The normalized form of the above XML document would look like:

<GROUP>group A</GROUP>
    <SECTION>section 1</SECTION>
        <STUFF>0001</STUFF>
        <STUFF>0002</STUFF>
        <MORE_STUFF>000000001</MORE_STUFF>
        <MORE_STUFF>000000002</MORE_STUFF>

The above XML document represents the same data as the first XML document in a more compact manner (we are assuming that the corresponding DTD defines element "STUFF" and "MORE_STUFF" to be repeating elements).

Is there a way to do the above with XSLT and not comparing any of the actual element values?
Any help is appreciated.



Re: XSLT problem . . .

Posted by David Bourget <db...@videotron.ca>.
Hi Peter,

The only way I see you could achieve this without looking at the elements pcdata would require some heuristics about the document formation process. Example : is the stuff for group A ALWAYS written first, does it always contains the same number of sections etc.. And I think this is very unlikely to give you a complete solution, and this is very un-elegant and error prone.

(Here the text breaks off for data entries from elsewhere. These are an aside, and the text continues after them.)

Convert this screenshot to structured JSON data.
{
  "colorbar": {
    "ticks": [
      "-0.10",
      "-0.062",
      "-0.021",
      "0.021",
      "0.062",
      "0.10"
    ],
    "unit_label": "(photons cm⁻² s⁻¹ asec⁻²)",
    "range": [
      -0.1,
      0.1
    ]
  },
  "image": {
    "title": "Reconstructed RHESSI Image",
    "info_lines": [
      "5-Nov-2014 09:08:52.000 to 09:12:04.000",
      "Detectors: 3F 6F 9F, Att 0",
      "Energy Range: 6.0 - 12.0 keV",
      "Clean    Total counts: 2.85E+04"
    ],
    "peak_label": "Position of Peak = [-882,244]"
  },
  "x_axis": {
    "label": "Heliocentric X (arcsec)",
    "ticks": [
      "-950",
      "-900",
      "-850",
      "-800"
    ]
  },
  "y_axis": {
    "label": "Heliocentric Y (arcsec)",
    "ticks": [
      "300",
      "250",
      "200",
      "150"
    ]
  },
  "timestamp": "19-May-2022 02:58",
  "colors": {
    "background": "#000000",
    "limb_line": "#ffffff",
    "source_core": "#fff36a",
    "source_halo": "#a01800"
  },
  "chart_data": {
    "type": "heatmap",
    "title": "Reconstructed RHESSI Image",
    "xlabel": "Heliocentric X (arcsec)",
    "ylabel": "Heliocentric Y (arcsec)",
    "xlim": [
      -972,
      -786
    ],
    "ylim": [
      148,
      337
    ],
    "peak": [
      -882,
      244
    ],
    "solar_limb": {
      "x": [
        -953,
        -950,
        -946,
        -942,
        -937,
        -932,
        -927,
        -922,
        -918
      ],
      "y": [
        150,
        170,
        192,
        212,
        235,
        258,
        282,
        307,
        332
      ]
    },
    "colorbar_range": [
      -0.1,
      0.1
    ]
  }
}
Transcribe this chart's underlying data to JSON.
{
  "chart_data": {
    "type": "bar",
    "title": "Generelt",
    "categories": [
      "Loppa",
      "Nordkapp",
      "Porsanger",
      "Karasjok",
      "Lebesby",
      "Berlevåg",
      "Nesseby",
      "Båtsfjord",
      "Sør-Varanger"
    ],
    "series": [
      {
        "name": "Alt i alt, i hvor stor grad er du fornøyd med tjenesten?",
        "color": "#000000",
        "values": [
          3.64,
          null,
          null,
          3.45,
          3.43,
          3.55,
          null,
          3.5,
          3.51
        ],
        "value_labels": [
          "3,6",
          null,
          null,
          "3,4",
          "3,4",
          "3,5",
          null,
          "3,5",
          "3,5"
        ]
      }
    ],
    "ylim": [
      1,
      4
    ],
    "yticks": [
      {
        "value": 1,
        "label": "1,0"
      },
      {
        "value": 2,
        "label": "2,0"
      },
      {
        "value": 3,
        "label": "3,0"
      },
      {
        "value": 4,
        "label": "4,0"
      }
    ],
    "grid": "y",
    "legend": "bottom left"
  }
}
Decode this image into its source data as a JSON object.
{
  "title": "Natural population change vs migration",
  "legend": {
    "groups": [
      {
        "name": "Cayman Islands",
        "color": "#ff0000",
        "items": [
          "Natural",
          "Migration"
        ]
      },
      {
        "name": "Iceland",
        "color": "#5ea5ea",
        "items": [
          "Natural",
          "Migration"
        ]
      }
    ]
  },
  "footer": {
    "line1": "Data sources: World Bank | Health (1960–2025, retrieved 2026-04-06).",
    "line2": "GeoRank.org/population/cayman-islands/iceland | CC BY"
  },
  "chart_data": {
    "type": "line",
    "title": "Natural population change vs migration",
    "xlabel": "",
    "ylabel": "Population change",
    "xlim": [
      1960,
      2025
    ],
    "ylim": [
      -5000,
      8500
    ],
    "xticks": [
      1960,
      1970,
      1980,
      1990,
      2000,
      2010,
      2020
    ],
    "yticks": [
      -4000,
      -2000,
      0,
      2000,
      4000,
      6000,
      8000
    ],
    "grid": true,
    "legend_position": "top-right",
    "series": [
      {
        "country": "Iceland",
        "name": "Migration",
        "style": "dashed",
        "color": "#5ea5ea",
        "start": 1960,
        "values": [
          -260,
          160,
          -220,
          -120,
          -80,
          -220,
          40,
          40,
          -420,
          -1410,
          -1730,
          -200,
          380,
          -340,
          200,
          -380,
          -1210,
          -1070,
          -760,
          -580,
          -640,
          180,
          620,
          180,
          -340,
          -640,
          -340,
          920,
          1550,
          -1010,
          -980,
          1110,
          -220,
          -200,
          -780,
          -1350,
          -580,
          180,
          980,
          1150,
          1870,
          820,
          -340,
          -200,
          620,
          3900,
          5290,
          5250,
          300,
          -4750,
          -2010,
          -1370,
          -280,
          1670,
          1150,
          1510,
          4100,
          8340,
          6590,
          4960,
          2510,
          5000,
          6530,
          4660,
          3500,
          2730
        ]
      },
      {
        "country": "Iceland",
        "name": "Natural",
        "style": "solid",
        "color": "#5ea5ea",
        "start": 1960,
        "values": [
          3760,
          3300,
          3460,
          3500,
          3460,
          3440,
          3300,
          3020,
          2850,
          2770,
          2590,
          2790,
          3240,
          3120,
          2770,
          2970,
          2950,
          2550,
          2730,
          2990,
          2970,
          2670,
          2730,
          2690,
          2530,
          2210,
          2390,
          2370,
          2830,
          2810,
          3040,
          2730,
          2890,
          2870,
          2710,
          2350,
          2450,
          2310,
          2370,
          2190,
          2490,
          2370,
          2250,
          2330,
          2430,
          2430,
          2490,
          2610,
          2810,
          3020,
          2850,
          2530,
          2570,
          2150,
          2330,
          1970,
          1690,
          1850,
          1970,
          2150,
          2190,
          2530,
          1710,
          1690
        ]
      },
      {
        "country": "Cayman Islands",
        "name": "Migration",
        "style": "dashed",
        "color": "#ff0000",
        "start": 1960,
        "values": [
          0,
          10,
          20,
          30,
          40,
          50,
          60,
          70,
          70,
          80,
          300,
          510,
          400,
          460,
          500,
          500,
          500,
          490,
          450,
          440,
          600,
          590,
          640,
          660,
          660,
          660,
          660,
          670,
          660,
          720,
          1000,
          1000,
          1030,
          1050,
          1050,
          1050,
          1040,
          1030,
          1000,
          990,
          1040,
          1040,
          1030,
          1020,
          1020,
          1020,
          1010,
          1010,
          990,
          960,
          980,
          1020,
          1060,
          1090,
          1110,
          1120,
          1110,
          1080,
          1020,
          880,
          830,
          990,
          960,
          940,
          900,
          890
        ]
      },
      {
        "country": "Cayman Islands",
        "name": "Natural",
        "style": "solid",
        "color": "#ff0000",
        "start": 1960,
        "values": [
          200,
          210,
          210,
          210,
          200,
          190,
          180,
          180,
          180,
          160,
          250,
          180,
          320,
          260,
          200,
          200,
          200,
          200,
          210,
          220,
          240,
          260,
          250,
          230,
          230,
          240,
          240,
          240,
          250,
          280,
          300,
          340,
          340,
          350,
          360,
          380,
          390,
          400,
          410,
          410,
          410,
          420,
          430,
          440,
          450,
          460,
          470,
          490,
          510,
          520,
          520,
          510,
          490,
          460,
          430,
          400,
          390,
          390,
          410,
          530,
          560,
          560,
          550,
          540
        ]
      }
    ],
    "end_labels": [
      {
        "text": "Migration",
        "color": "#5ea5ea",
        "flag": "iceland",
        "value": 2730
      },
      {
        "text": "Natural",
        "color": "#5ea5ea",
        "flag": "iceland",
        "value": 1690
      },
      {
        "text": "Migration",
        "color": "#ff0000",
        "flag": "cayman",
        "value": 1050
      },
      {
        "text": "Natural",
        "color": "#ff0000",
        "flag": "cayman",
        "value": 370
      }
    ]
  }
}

So I would recommend you to use very simple regular expressions. I know RE support to be planed in future versions of XSLT, for now you will have to use another method or XSLT extensions. If your source document is as simple as it seems you could probably write a little script in python or perl using an xml module and have the task done in a snap.. XSLt is not the universal solution :)

I hope this help,
David.


  ----- Original Message ----- 
  From: Peter Chen 
  To: general@xml.apache.org 
  Sent: Friday, April 07, 2000 2:45 AM
  Subject: XSLT problem . . .


  I hope someone on this list can help me with this problem.  I am trying to use XSLT to transform a XML document into another XML document.  The problem here is that the source XML document is highly denormalized.  I say denormalized to mean that the XML document has much redundant data.  I would like to transform the denormalized XML document, via XSLT, into a normalized XML document.  For example, a denormalized XML document may be like:

  <GROUP>group A</GROUP>
      <SECTION>section 1</SECTION>
          <STUFF>0001</STUFF>
          <MORE_STUFF>000000001</MORE_STUFF>
  <GROUP>group A</GROUP>
      <SECTION>section 1</SECTION> 
          <STUFF>0002</STUFF>
          <MORE_STUFF>000000002</MORE_STUFF>
      
  The normalized form of the above XML document would look like:

  <GROUP>group A</GROUP>
      <SECTION>section 1</SECTION>
          <STUFF>0001</STUFF>
          <STUFF>0002</STUFF>
          <MORE_STUFF>000000001</MORE_STUFF>
          <MORE_STUFF>000000002</MORE_STUFF>

  The above XML document represents the same data as the first XML document in a more compact manner (we are assuming that the corresponding DTD defines element "STUFF" and "MORE_STUFF" to be repeating elements).

  Is there a way to do the above with XSLT and not comparing any of the actual element values?
  Any help is appreciated.